Nvidia has received assurances from the White House that it will again be able to sell its H20 chip for artificial intelligence to China. This happened against the backdrop of warming relations between Washington and Beijing. However, if trade talks fail, Donald Trump's administration may once again change its position to the opposite.

Details

Nvidia CEO Jensen Huang has informed customers that he plans to resume shipments of H20 artificial intelligence chips to China "in the near future" after receiving assurances from Washington that such shipments will be approved, Nvidia reported on its corporate blog. Nvidia said U.S. authorities have confirmed they are willing to issue export licenses for the H20 chip - it was specifically designed for the Chinese market to get around earlier restrictions. But as of April 2025, the White House has blocked exports to China of that chip as well. Shortly after Nvidia's announcement, Huang appeared on Chinese TV channel CCTV and confirmed that the company had gotten the green light to ship, reports Bloomberg.

For Huang, this is an important victory. He called the U.S. restrictions a "failure" that only accelerated the growth of rival Huawei. It's also good news for Chinese companies from DeepSeek to Alibaba - they need Nvidia chips to train and scale AI services that compete with ChatGPT, the agency noted.

How the market has reacted 

Futures on the U.S. Nasdaq 100 index jumped 0.6 percent on the news. Shares of Nvidia itself momentarily soared 4.6% in 24-hour over-the-counter trading on the Robinhood platform. Chinese stocks also reacted positively, with Hong Kong's Hang Seng Tech Index gaining nearly 2% and Beijing-based data center operator Beijing Sinnet Technology up more than 7%;

Context

The H20 is a less powerful version of Nvidia's flagship AI chips, specifically cut down for the Chinese market. When U.S. President Donald Trump's administration added the H20 to the sanctions list as well in April, Huang argued that Nvidia risked losing billions of dollars due to unsold inventory.

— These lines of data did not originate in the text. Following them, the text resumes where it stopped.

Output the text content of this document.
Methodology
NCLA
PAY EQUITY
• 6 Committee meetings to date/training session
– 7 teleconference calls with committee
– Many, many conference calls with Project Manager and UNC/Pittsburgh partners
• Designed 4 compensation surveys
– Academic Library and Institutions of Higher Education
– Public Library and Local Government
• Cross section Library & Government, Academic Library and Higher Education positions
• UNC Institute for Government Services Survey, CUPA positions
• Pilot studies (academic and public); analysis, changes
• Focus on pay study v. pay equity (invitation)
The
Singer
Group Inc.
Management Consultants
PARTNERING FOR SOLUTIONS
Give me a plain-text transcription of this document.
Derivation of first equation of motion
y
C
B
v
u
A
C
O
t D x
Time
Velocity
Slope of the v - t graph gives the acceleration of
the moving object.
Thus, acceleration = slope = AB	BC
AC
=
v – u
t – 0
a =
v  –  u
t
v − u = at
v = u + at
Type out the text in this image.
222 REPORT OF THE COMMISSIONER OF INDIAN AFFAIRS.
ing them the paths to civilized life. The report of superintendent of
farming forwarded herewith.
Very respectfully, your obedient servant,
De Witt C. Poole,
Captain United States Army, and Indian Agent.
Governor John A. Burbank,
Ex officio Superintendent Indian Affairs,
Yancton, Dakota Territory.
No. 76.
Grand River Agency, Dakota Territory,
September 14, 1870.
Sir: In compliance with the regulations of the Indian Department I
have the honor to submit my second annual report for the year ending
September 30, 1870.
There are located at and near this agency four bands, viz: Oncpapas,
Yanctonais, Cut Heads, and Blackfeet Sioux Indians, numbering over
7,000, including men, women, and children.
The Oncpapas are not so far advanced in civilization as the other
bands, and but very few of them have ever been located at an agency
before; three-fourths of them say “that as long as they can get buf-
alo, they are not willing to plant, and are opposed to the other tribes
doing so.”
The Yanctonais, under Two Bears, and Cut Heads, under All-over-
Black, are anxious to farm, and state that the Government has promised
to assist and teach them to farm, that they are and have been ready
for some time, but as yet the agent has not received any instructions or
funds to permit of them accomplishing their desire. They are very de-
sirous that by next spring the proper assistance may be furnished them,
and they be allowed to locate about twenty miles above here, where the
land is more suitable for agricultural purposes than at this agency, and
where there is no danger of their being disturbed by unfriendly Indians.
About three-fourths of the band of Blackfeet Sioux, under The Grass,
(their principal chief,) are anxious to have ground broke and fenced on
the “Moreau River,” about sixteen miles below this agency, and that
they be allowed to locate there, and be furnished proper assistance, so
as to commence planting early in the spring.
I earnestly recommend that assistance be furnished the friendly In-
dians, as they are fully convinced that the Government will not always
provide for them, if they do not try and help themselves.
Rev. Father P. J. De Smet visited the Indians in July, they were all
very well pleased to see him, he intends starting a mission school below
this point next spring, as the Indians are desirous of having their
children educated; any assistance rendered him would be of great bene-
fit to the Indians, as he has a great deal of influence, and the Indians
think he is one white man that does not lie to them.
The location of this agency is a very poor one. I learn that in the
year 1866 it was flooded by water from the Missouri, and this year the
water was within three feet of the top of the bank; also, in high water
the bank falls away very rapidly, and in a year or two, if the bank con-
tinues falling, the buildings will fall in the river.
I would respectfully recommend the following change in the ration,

Huang met with Trump last week and asked him to allow Nvidia to do business with China, The Wall Street Journal reported, citing sources. According to them, in his meeting with the US president, Huang insisted: Nvidia must be allowed to freely sell its technology around the world - only then can American companies dominate the AI industry.

The geopolitical risk for Nvidia remains high: failure in trade talks with Beijing could easily change the Trump administration's approach, the WSJ notes. In June, the reported that the U.S. Department of Commerce was preparing to tighten restrictions on the supply of both chips and chip-making technology to China if the talks failed.

Nvidia also expects progress on an agreement between the U.S. and the UAE that would allow the Middle Eastern country to import hundreds of thousands of Nvidia chips over several years. The deal was announced back in May, but work on it has been slow - in part because of concerns that the Emirates' close ties with Beijing could bolster China, reports the WSJ.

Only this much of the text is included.